Eski mahallemiz, hayatımın sancılı dönemi ergenliğimin cereyan ettiği o mahalle, teyze açısından
zengin bir mahalle idi. Bu teyzeler kızlara asla huzur vermezler; her lafın başı sonu evliliğe
ve evlenince neyi nasıl da beceremeyeceğimize çıkardı.

O günlerde bir kendini savunma tekniği olarak ortaya çıkan bu özelliğim,
sonraki yıllarda kendini hazırcevaplığa çevirdi.

Mahalle teyzelerini alt üst etmek kalp ben. :)

Şimdilerde özellikle de iş ortamında kendini ezdirmemek açısından çok işime yarıyor.
Bir de aile düğünlerinde kuzenlerimin üzerine çöreklenen "oğluna kız bakan kayınvalide"
modelinin kayınvalide savarı olarak hizmet veriyorum. :)

Güzel günler dileğiyle, Applesodaa.
29 Kasım 2017

41. Gün: The Stoning of Soraya'nın ilk beş dakikasından başlayarak kapanış jeneriğine kadar hüngür hüngür ağladım.


"Fransız-İranlı gazeteci Freidoune Sahebjam'ın La Femme Lapidée adlı eserinden uyarlanan, 2008 yapımı Amerikan-İran drama filmidir." diyor vikipedi.

Bu filmi üniversitede bir arkadaşım tavsiye edince izlemeye karar vermiştim.
Filmi açtım iki dakika oldu olmadı Küboş kızçem geldi,
"Ben de izlemek istiyorum, başa al." dedi.

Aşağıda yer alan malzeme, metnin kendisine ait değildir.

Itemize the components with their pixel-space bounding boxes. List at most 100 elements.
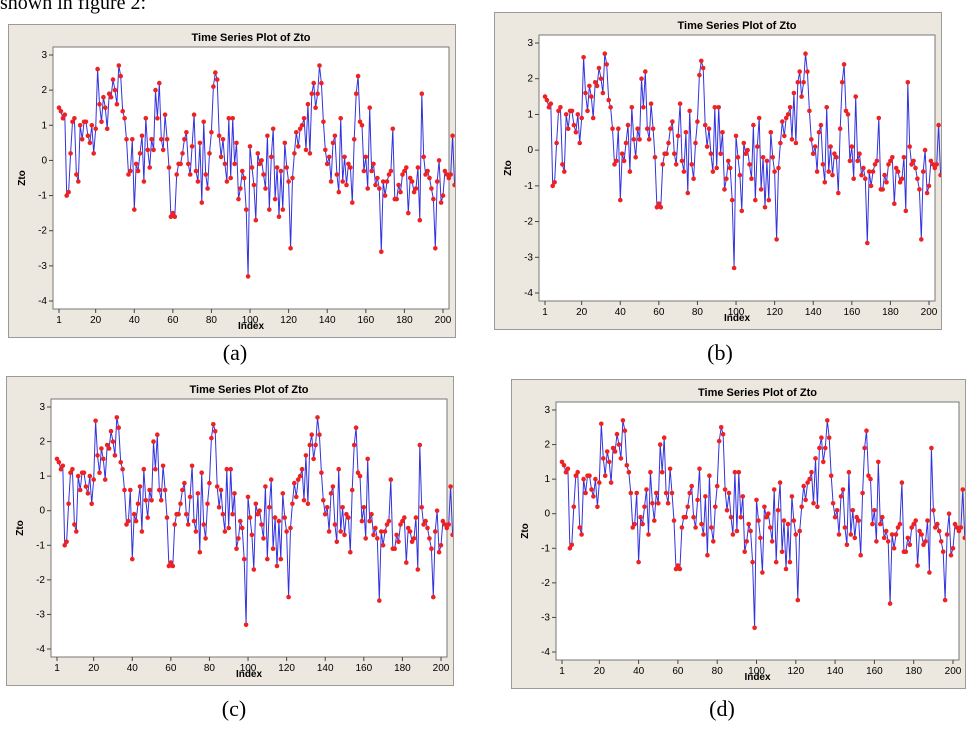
data-point: [944, 532, 950, 537]
x-tick-label: 140: [805, 307, 822, 318]
data-point: [340, 179, 346, 184]
data-point: [355, 470, 361, 475]
data-point: [313, 105, 318, 110]
data-point: [87, 473, 93, 479]
data-point: [791, 90, 797, 96]
data-point: [411, 536, 417, 541]
data-point: [199, 470, 204, 475]
data-point: [288, 246, 293, 251]
data-point: [915, 563, 920, 568]
data-point: [290, 175, 295, 181]
data-point: [608, 105, 613, 110]
data-point: [650, 501, 655, 506]
data-point: [382, 193, 388, 198]
data-point: [569, 542, 575, 548]
data-point: [297, 126, 303, 132]
data-point: [593, 476, 598, 482]
data-point: [644, 487, 649, 492]
x-tick-label: 160: [355, 663, 372, 674]
data-point: [238, 186, 243, 191]
data-point: [338, 529, 344, 534]
data-point: [740, 494, 746, 499]
data-point: [748, 528, 753, 534]
plot-area: [538, 34, 936, 302]
data-point: [66, 501, 71, 507]
data-point: [409, 179, 415, 184]
data-point: [253, 501, 259, 507]
data-point: [760, 155, 766, 160]
data-point: [218, 487, 224, 493]
data-point: [671, 518, 677, 523]
data-point: [162, 487, 168, 493]
data-point: [789, 137, 795, 142]
data-point: [328, 179, 334, 184]
y-tick-label: -2: [541, 578, 550, 589]
data-point: [220, 511, 226, 517]
y-axis-label: Zto: [503, 160, 514, 176]
data-point: [756, 518, 761, 523]
data-point: [446, 175, 452, 181]
data-point: [639, 76, 644, 81]
data-point: [621, 158, 627, 164]
data-point: [311, 456, 316, 462]
data-point: [230, 511, 235, 517]
data-point: [738, 514, 744, 520]
data-point: [75, 473, 81, 479]
data-point: [263, 186, 268, 191]
data-point: [197, 140, 203, 146]
data-point: [876, 459, 881, 465]
data-point: [157, 487, 162, 493]
data-point: [60, 463, 66, 469]
data-point: [872, 508, 877, 513]
data-point: [367, 518, 372, 524]
data-point: [155, 116, 160, 121]
data-point: [305, 101, 311, 107]
data-point: [604, 62, 609, 67]
data-point: [620, 418, 626, 423]
data-point: [853, 94, 858, 99]
data-point: [54, 456, 60, 462]
data-point: [764, 158, 770, 164]
data-point: [419, 91, 425, 96]
y-tick-label: 3: [544, 405, 550, 416]
data-point: [772, 169, 777, 174]
data-point: [373, 525, 378, 531]
data-point: [933, 525, 938, 530]
data-point: [91, 477, 96, 482]
x-tick-label: 60: [653, 307, 665, 318]
data-point: [234, 140, 239, 146]
data-point: [367, 105, 373, 110]
data-point: [232, 161, 237, 167]
x-tick-label: 1: [56, 315, 62, 326]
data-point: [295, 477, 301, 482]
chart-title: Time Series Plot of Zto: [698, 387, 817, 399]
data-point: [909, 162, 914, 167]
data-point: [417, 217, 423, 223]
data-point: [268, 477, 274, 482]
x-tick-label: 60: [167, 315, 179, 326]
data-point: [280, 491, 286, 496]
data-point: [899, 176, 905, 181]
data-point: [917, 528, 922, 534]
data-point: [913, 165, 918, 171]
data-point: [120, 466, 125, 472]
data-point: [286, 594, 291, 600]
data-point: [782, 133, 787, 139]
data-point: [874, 158, 880, 164]
data-point: [659, 469, 665, 475]
data-point: [567, 546, 573, 551]
data-point: [413, 186, 419, 191]
data-point: [72, 522, 77, 527]
y-tick-label: 2: [39, 437, 45, 448]
x-axis-label: Index: [236, 669, 263, 680]
data-point: [773, 559, 779, 565]
data-point: [950, 546, 956, 551]
data-point: [589, 487, 594, 492]
data-point: [559, 459, 565, 465]
y-tick-label: 0: [544, 509, 550, 520]
data-point: [133, 161, 139, 167]
data-point: [693, 525, 698, 530]
data-point: [222, 161, 228, 167]
data-point: [384, 522, 390, 527]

Aldım ve başladık izlemeye, sonrasında bizi bir ağlama aldı ki anlatamam.
Hüngür hüngür, salya sümük ağlıyoruz.
O kadar çok ağladık ki kesik hıçkırıklara döndü ağlamamız.

Kızlar bize bir tuvalet rulosu, bir de çöp poşeti vermişti bizim ağlamamız hiç durmayınca...
Hayatımda içim çıkana kadar ağladım diyebileceğim tek zamandır.

Bugünlerde yeniden izlemek istiyorum.
Belki ağlamak, belki rahatlamak, belki hatırlamak, belki de sadece
böyle şeylerin hala her gün yaşandığını unutmamak için..

Gerçek bir hikayeden uyarlanan bu filmi hala izlemediyseniz bir şans verin derim.

Saygılar, Applesodaa.
28 Kasım 2017

40. Gün: Kadınlarımız kitap okur, erkeklerimiz televizyon izler...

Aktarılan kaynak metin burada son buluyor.